È una storia che si ripete con la fine della Seconda guerra mondiale. Dove, tra le decine di documenti che certificano (oggi) gli accordi raggiunti tra Alleati e mafia, spunta adesso una lista di intoccabili.
Un Paese vinto
«Sono fatti noti nel loro complesso, ma che meritano una riflessione. Se cerchiamo il Trattato di pace del 1947... lo troviamo su Internet. A nessuno però è mai venuto in mente di domandarsi quali conseguenze ha avuto quel trattato. Imposto dalle potenze vincitrici a una nazione sconfitta. Non eravamo un Paese normale, ma solo un’illusione di fisiologia democratica. In realtà siamo usciti sconfitti. E come tali soggetti a condizionamento. Si è imposto al governo italiano l’obbligo di garantire l’immunità ai cittadini che avevano aiutato gli alleati dallo sbarco al trattato di pace. Ci sono allegate anche le liste. E quella siciliana è secretata ancora oggi. Sono nomi ai quali il governo italiano, per imposizione, doveva garantire immunità. Oltre a uomini della ex Rsi, ai sabotatori della Xª Mas e ad altre eccellenze militari, c’erano anche agenti che avevano scelto di passare di campo e molti esponenti di Cosa nostra.
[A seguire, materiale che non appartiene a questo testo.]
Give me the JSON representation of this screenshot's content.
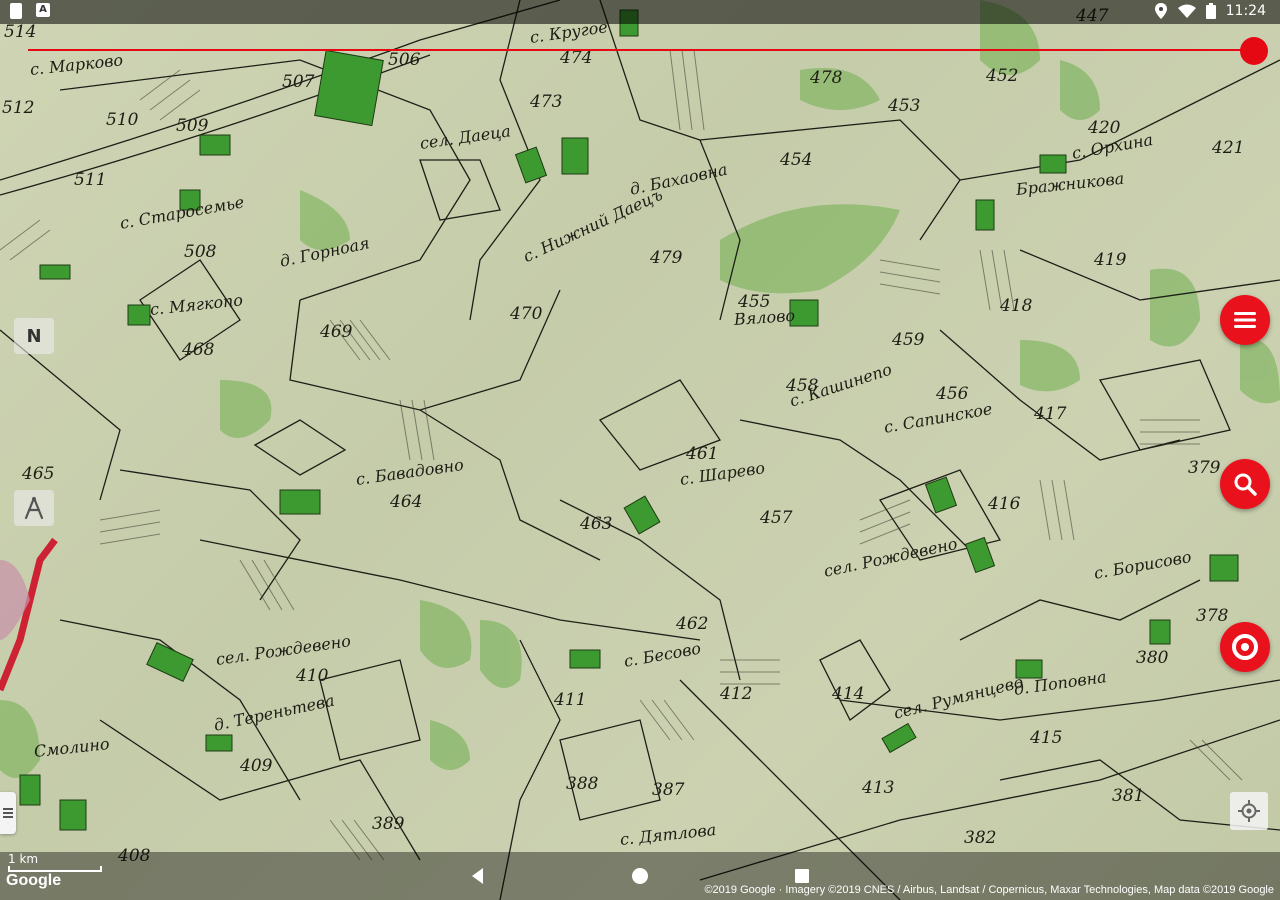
{
  "status_bar": {
    "time": "11:24",
    "icons": [
      "sd-card-icon",
      "letter-a-icon",
      "location-icon",
      "wifi-icon",
      "battery-icon"
    ]
  },
  "map": {
    "numbers": [
      "514",
      "507",
      "506",
      "474",
      "478",
      "452",
      "447",
      "512",
      "510",
      "509",
      "473",
      "453",
      "420",
      "421",
      "511",
      "479",
      "454",
      "419",
      "508",
      "455",
      "418",
      "470",
      "469",
      "468",
      "459",
      "458",
      "456",
      "417",
      "465",
      "461",
      "379",
      "464",
      "463",
      "416",
      "457",
      "462",
      "378",
      "380",
      "411",
      "412",
      "414",
      "410",
      "409",
      "415",
      "388",
      "387",
      "413",
      "389",
      "381",
      "382",
      "408"
    ],
    "villages": [
      "с. Кругое",
      "с. Марково",
      "с. Орхина",
      "сел. Даеца",
      "Бражникова",
      "д. Бахаовна",
      "с. Старосемье",
      "д. Горноая",
      "с. Нижний Даецъ",
      "с. Мягкопо",
      "Вялово",
      "с. Кашинепо",
      "с. Сапинское",
      "с. Бавадовно",
      "с. Шарево",
      "сел. Рождевено",
      "с. Борисово",
      "с. Бесово",
      "д. Поповна",
      "сел. Рождевено",
      "д. Тереньтева",
      "сел. Румянцево",
      "Смолино",
      "с. Дятлова"
    ],
    "colors": {
      "boundary": "#1e1e16",
      "forest": "#5aa33e",
      "building": "#3a8a2e",
      "road": "#cc2233"
    }
  },
  "overlays": {
    "north_label": "N",
    "scale_label": "1 km",
    "google_label": "Google",
    "attribution": "©2019 Google · Imagery ©2019 CNES / Airbus, Landsat / Copernicus, Maxar Technologies, Map data ©2019 Google"
  },
  "buttons": {
    "menu": "menu",
    "search": "search",
    "record": "target"
  }
}
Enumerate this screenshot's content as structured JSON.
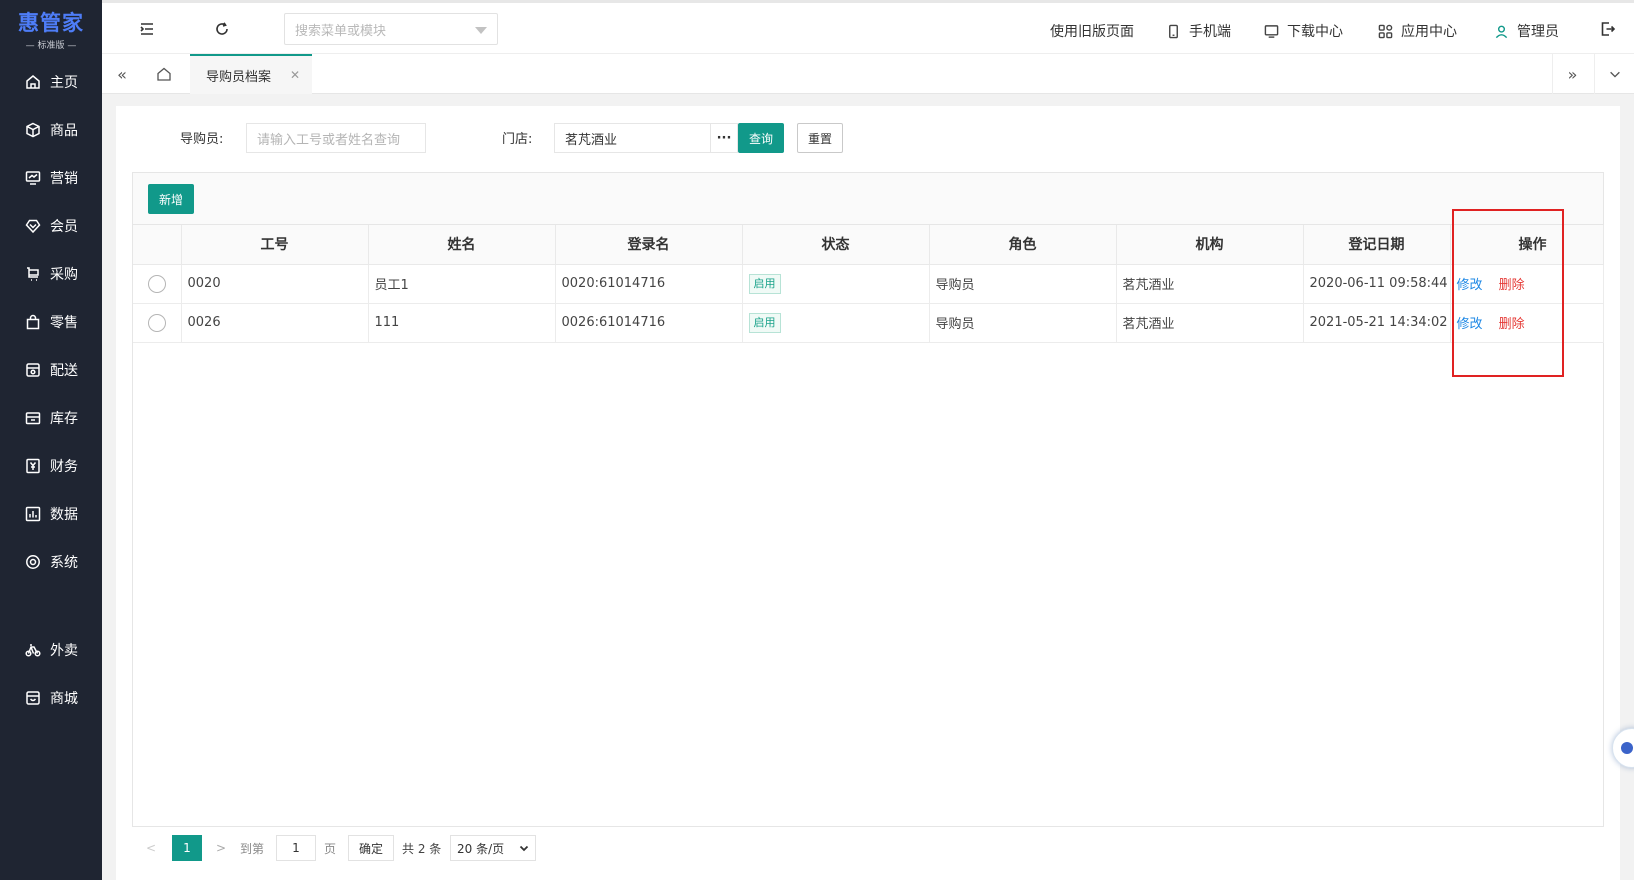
{
  "app": {
    "logo_text": "惠管家",
    "logo_sub": "— 标准版 —",
    "brand_color": "#4e7df7",
    "accent_color": "#11998a"
  },
  "sidebar": {
    "items": [
      {
        "label": "主页",
        "icon": "home-icon"
      },
      {
        "label": "商品",
        "icon": "cube-icon"
      },
      {
        "label": "营销",
        "icon": "chart-screen-icon"
      },
      {
        "label": "会员",
        "icon": "diamond-icon"
      },
      {
        "label": "采购",
        "icon": "cart-icon"
      },
      {
        "label": "零售",
        "icon": "bag-icon"
      },
      {
        "label": "配送",
        "icon": "delivery-icon"
      },
      {
        "label": "库存",
        "icon": "box-icon"
      },
      {
        "label": "财务",
        "icon": "yen-icon"
      },
      {
        "label": "数据",
        "icon": "bar-chart-icon"
      },
      {
        "label": "系统",
        "icon": "target-icon"
      },
      {
        "label": "外卖",
        "icon": "bike-icon"
      },
      {
        "label": "商城",
        "icon": "shop-icon"
      }
    ]
  },
  "header": {
    "search_placeholder": "搜索菜单或模块",
    "old_page": "使用旧版页面",
    "mobile": "手机端",
    "download": "下载中心",
    "apps": "应用中心",
    "user": "管理员"
  },
  "tabs": {
    "active": "导购员档案"
  },
  "filters": {
    "guide_label": "导购员:",
    "guide_placeholder": "请输入工号或者姓名查询",
    "store_label": "门店:",
    "store_value": "茗芃酒业",
    "dots": "···",
    "query": "查询",
    "reset": "重置"
  },
  "toolbar": {
    "add": "新增"
  },
  "table": {
    "columns": [
      "工号",
      "姓名",
      "登录名",
      "状态",
      "角色",
      "机构",
      "登记日期",
      "操作"
    ],
    "rows": [
      {
        "code": "0020",
        "name": "员工1",
        "login": "0020:61014716",
        "status": "启用",
        "role": "导购员",
        "org": "茗芃酒业",
        "date": "2020-06-11 09:58:44",
        "edit": "修改",
        "del": "删除"
      },
      {
        "code": "0026",
        "name": "111",
        "login": "0026:61014716",
        "status": "启用",
        "role": "导购员",
        "org": "茗芃酒业",
        "date": "2021-05-21 14:34:02",
        "edit": "修改",
        "del": "删除"
      }
    ]
  },
  "pager": {
    "current": "1",
    "goto_label": "到第",
    "goto_value": "1",
    "page_unit": "页",
    "confirm": "确定",
    "total": "共 2 条",
    "page_size": "20 条/页"
  }
}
Perché in Italia si sono combattute due guerre: in una gli alleati, con il supporto delle formazioni partigiane, hanno lottato contro il fascismo, nell’altra dal ’44 su fronti rovesciati contro il nuovo pericolo: il comunismo », conclude Giovanni Fasanella. E dopo che accade? «Andreotti disse che “nessun Paese può scegliersi i vicini, a noi sono toccati i peggiori”. L’anomalia italiana, dal Risorgimento in poi, è tutta qui. Un’area geopolitica con tre linee di combattimento: guerra fredda, mediterranea e arabo-israeliana. Non è un caso che dal 1989 abbiamo perso la bussola. E non riusciamo ad avere ancora una direzione da seguire».